Het is een oude stadswijk……met bomen en met veel huizen met
puntdaken en een enkele flat met 6 verdiepingen. Zij sliepen vlak onder de
puntdaken Jozien en André. Ze waren zus en broer en verderop in huis lagen nog
4 kinderen te slapen en nog weer verder op lagen pappa en mamma...en de hond ….en
de katten. Midden in de nacht begon de hond, Aspro, hard te blaffen en
merkwaardig genoeg werd alleen Andre daar wakker van. Hij ging kijken op de
plek waar Aspro altijd sliep maar Andree zag niks bijzonders. Aspro sliep als
een ……hond. …dus ging hij maar weer naar boven naar zijn slaapkamer bij zijn
zusje Jozien. Maar net toe André weer lekker onder de dekens lag hoorde hij dat
geblaf weer…….. Maar nu hij het beter hoorde wist hij dat dat Aspro niet was,
Aspro had niet zo’n zware stem. Zijn zusje was nu ook wakker geworden van het
geblaf en vroeg aan Andre wat er aan de hand zou zijn. Het is een hond buiten,
die blaft, misschien heeft hij onze hulp wel nodig. André pakte een stoel
waarmee hij door het puntdakklapraampje kon kijken. In eerste instantie zag hij
niks maar in tweede instantie zag André een boom hard heen en weer gaan en
hoorde hij weer vervaarlijk geblaf.
Het was zomer en het was de laatste dagen steeds mooi weer
geweest. Morgen zou het weer mooi weer worden. André zag de boom dan wel
schudden maar de hond kon hij natuurlijk niet zien, want die zit propvol met
bladeren. André zei tegen Jozien, dat hij die hond wel wilde gaan helpen. ‘O, ‘zei
Jozien, ‘dan wil ik je wel komen meehelpen’ Daar was André heel erg blij mee.
Alleen er was een probleem: Jozien was een nogal klein meisje. ‘Dus,’ dacht
André, ik moet eerst het dak op en dan moet ik Jozien er op trekken en dan kunnen we misschien samen de hond uit zijn
benarde positie bevrijden.’’ Zo gezegd zo gedaan. André wurmde zich door het
puntdakklapraam en zei tegen Jozien dat ze op de stoel moest gaan staan. Toen
ze dat gedaan had pakte André haar armen en trok haar door het
puntdakklapraam en vervolgens lieten ze
zich heel langzaam over de dakpannen naar beneden, naar de dakgoot, zakken.

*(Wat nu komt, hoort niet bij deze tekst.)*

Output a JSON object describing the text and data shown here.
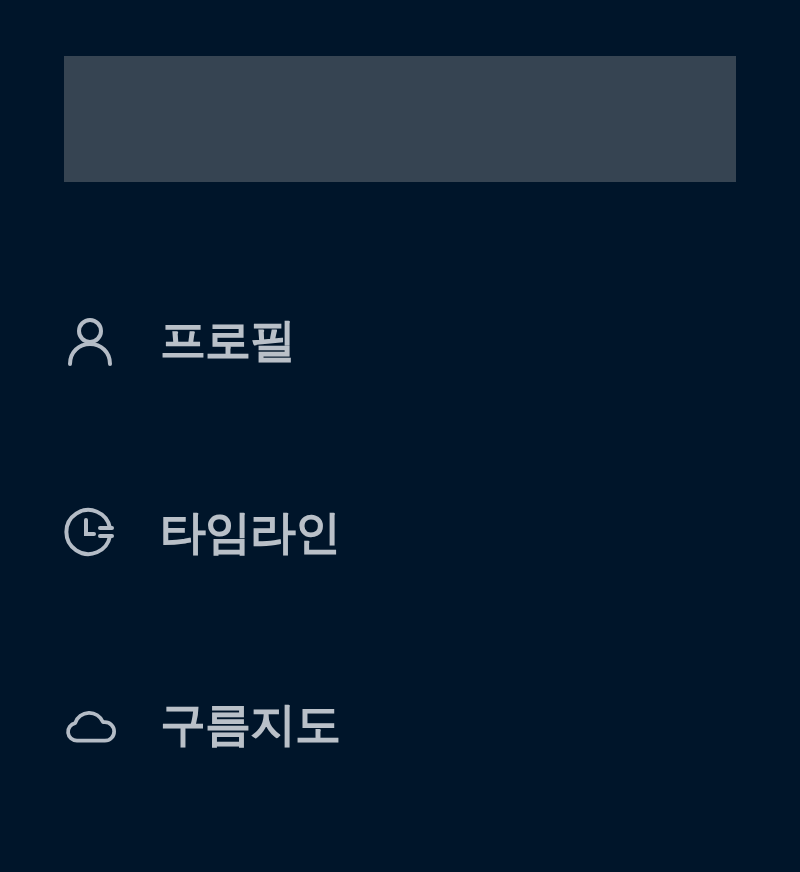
{
  "menu": [
    {
      "kind": "person",
      "label": "프로필"
    },
    {
      "kind": "clock",
      "label": "타임라인"
    },
    {
      "kind": "cloud",
      "label": "구름지도"
    }
  ]
}
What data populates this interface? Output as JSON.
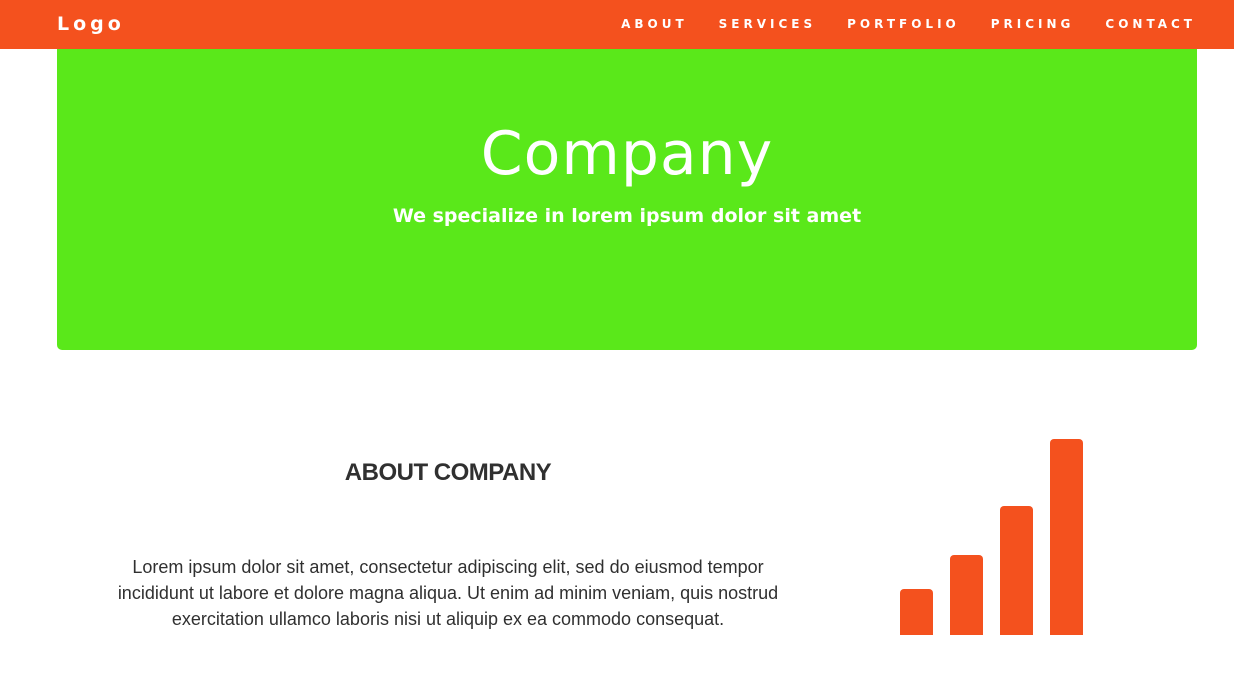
{
  "navbar": {
    "logo": "Logo",
    "links": [
      "ABOUT",
      "SERVICES",
      "PORTFOLIO",
      "PRICING",
      "CONTACT"
    ]
  },
  "hero": {
    "title": "Company",
    "subtitle": "We specialize in lorem ipsum dolor sit amet"
  },
  "about": {
    "title": "ABOUT COMPANY",
    "text": "Lorem ipsum dolor sit amet, consectetur adipiscing elit, sed do eiusmod tempor incididunt ut labore et dolore magna aliqua. Ut enim ad minim veniam, quis nostrud exercitation ullamco laboris nisi ut aliquip ex ea commodo consequat."
  },
  "icon": {
    "name": "signal-icon"
  },
  "colors": {
    "brand": "#f4511e",
    "hero": "#5ae81a",
    "text": "#303030"
  }
}
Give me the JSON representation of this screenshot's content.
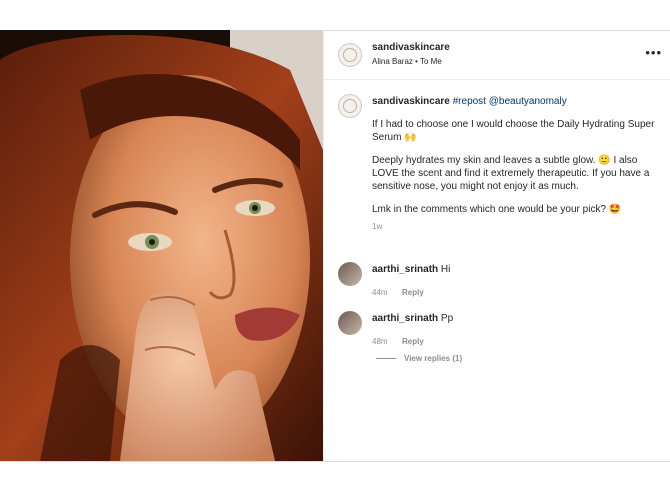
{
  "post": {
    "author": "sandivaskincare",
    "subtitle": "Alina Baraz • To Me",
    "more_icon": "more-horizontal-icon"
  },
  "caption": {
    "author": "sandivaskincare",
    "repost_text": "#repost @beautyanomaly",
    "para1": "If I had to choose one I would choose the Daily Hydrating Super Serum",
    "para2": "Deeply hydrates my skin and leaves a subtle glow. 🙂 I also LOVE the scent and find it extremely therapeutic. If you have a sensitive nose, you might not enjoy it as much.",
    "para3": "Lmk in the comments which one would be your pick? 🤩",
    "time": "1w"
  },
  "comments": [
    {
      "user": "aarthi_srinath",
      "text": "Hi",
      "time": "44m",
      "reply_label": "Reply"
    },
    {
      "user": "aarthi_srinath",
      "text": "Pp",
      "time": "48m",
      "reply_label": "Reply"
    }
  ],
  "view_replies": "View replies (1)",
  "colors": {
    "link": "#00376b",
    "muted": "#8e8e8e",
    "text": "#262626"
  }
}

Voorzichtig André, voorzichtig, anders vallen we van zo hoog op de straat en
dan zijn we allebei misschien wel dood. ‘Welnee’, zei André, als we straks in
de dakgoot staan maken we een grote sprong tot in de boom en dan kunnen we makkelijk
zien waar die hond zit en dan kunnen we ons met ons drieën voorzichtig naar
beneden laten zakken. ‘Geef me een hand’ zei André tegen Jozien, ‘dan gaan we
springen…..één, twee, drie …..auauauw…..ze hadden allebei een flinke kras van
een boomtak opgelopen André moest er zelfs van huilen, Jozien hield zich flink,
ze had pijn maar huilde niet. Ze waren nu vlak bij de hond die al een hele tijd
niet meer geblaft had, want hij dacht zeker ‘Mijn redding is nabij’. Wat er nou
aan de hand was met de hond: zijn riem zat klem in de boom en toen Jozien de
riem eenmaal had losgemaakt was de hond zo op de straat en omdat het zo’n
gemakkelijke klimboom was waren André en Jozien ook zo beneden; nu moesten ze
alleen nog pappa en mamma wakker bellen en weer verder gaan slapen.